5 thoughts on “Top Reasons For (and Against) Premillennialism”

  1. A friend on Facebook wrote: “Thanks! Another one for me has been that Jesus returns and there is still death and sin for 1000 years, to some degree. Most Amill guys like myself have had trouble getting past that. Have you heard that point much?”

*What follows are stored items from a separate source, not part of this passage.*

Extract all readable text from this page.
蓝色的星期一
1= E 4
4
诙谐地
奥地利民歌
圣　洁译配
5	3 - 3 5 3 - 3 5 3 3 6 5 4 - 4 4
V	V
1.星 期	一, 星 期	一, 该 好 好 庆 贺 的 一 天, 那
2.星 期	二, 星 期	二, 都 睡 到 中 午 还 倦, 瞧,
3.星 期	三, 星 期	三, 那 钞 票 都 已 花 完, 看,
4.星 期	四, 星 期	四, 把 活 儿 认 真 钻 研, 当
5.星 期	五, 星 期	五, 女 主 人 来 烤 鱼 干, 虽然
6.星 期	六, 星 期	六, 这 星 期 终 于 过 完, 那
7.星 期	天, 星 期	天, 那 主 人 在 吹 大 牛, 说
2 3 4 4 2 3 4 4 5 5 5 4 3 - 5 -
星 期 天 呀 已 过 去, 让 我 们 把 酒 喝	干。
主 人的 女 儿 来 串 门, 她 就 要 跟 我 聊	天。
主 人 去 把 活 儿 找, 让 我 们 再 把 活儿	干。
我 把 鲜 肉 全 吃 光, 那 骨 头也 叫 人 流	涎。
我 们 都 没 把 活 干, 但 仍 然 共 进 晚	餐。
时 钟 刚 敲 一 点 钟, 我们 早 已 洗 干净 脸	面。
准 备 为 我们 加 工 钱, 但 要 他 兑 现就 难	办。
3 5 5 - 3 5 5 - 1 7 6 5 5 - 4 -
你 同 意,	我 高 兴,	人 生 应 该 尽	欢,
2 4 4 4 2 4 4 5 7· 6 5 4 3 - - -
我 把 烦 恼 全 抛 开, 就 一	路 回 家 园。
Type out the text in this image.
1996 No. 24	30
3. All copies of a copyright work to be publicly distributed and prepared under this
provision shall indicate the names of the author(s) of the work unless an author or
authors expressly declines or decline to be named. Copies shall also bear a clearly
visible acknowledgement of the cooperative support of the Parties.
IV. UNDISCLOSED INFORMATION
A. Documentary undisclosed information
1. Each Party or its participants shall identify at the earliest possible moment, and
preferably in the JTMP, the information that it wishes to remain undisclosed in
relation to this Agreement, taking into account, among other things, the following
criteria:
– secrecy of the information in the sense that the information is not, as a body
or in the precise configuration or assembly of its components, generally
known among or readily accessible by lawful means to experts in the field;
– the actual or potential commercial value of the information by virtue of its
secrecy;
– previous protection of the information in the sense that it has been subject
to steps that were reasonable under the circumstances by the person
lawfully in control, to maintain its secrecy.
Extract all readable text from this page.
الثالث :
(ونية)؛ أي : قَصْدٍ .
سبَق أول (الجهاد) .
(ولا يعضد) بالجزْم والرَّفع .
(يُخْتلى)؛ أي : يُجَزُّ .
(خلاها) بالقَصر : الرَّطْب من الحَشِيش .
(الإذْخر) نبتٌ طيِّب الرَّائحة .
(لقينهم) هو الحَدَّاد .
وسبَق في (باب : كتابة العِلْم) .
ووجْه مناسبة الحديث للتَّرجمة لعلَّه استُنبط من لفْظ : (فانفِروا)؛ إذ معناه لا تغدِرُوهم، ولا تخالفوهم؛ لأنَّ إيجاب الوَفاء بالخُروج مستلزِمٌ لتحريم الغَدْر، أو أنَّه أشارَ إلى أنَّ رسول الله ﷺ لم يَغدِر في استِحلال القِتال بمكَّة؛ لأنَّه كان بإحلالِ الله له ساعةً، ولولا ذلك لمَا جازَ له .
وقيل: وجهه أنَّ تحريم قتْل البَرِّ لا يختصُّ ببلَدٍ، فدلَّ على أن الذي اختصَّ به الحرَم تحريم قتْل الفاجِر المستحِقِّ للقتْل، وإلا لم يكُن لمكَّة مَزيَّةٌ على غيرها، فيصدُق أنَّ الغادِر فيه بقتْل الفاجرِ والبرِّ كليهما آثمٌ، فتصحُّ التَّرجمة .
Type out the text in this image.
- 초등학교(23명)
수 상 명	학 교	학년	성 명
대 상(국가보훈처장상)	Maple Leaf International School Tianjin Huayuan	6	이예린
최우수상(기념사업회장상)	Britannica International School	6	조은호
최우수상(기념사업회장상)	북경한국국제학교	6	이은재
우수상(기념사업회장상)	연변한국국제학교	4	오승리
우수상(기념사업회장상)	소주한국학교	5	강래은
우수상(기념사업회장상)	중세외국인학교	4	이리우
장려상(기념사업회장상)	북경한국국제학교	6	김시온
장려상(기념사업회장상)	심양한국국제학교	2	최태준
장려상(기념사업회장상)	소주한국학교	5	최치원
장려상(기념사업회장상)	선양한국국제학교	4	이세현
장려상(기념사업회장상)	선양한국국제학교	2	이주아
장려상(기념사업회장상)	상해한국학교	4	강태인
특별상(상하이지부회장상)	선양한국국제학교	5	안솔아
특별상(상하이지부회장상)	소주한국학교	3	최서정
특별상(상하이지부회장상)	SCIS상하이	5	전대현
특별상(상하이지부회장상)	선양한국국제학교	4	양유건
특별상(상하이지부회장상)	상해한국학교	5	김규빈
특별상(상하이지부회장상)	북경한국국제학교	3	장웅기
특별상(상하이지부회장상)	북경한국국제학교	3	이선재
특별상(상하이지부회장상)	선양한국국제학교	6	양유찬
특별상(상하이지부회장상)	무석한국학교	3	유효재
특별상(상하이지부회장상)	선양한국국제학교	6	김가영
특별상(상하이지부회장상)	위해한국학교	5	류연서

    My response was: Yes, thanks. That is another valid argument. The idea of an era where sin and death could co-exist with Christ’s rule is difficult, yet not impossible, to imagine. This is one of the main features that differentiates the Millennium from the New Heavens/New Earth, aka the Eternal State. It comes from messianic prophecies such as Isaiah 11:1-5; 65:20; Jer. 33:14-15; Ps. 72; and the sequence of events in Rev. 20:4-9 where Satan’s last-ditch revolt occurs after Christ’s Millennial reign. Even the Transfiguration hints at a scene where raptured (Elijah), resurrected (Moses), and mortal (Peter, James, John) human beings could all co-exist with the glorified Christ. I believe sin will be heavily curtailed during the millennium and the curse largely lifted. For the first time in human history, the vast majority of earth’s inhabitants will worship the one true God. However, pockets of evil will persist and be swiftly judged. It seems to me that anyone who suggests Christ is already fulfiling the Davidic covenant and that we are already in the Millennial State runs into the same problem — in fact worse. For sin and death not only exist in the present evil age, but dominate the present world system, and Satan is still ruler of this world.

  2. Hi Stephen,

    Hope you are well. In dealing with this subject as many others it’s important that we don’t just read one side. (I know im preaching to the choir). While premillennialism has some history throughout church history the dispensational understanding is a fairly new one. However, it became the prominent understanding in evangelical circles over the 20th century. So much so that many people take its tenents for granted without really looking at what the majority of church history has said/ written about it. In saying all that, would you be willing to share what full treatments (books/dissertations) that give a positive argument for amillenialism and or ones that argue against a dispensational hermeneutics you have read. Curious, thanks

    Patrick

  3. Yes, it is definitely good to get both perspectives. I’ve read Grahame Goldsworthy’s book “Gospel and Kingdom” as well as interacted with many articles/posts and some books/passages from Storms, Waldron, Riddlebarger, Reymond, Carson, Poythress, Dever, Clowney, and Moore. I also attended the Westminster Seminary conference with you several years ago. In each case, I’ve come with an earnest desire to understand the Scriptures and the other camp’s point of view. And in each case, I’ve walked away more firmly convinced that dispensationalism is the correct interpretation. There are many underlying issues at play in this debate (hermeneutics, covenants, typology, OT use of NT, kingdom, eschatology), and I think both sides have been guilty at times of letting their theology shape their exegesis. But at the end of the day, dispensationalism still makes more sense and I feel has been grossly misrepresented by most amillenialists today. Is there a book you’ve found particularly helpful in the debate, either supportive of covenant theology or critical of dispensationalism?

  4. Stephen, thanks for the response. I would agree that the conference wasn’t necessarily the best defense against dispensationalism. I too was hoping for a little more interaction with dispensationalism. I think that had more to do with its focus. It was directed toward those who already hold to a Redemptive Historical hermeneutic. So when you are preaching to the choir a lot of short hand takes place. But at the end of the day I agree with you on the conference. It wasnt their best.
    I think what might be helpful is to read a solid treatment on Covenant Theology and I should have stated that instead of Amil in the original post. The reason being, as you are well aware, is that the hermeneutic one holds to (dispensational/ Covenantal) plays a major role in where one lands in terms of eschatology. I would suggest O Palmer Robertson’s Christ of the Covenants and Ligon Duncan’s lectures on CT from RTS.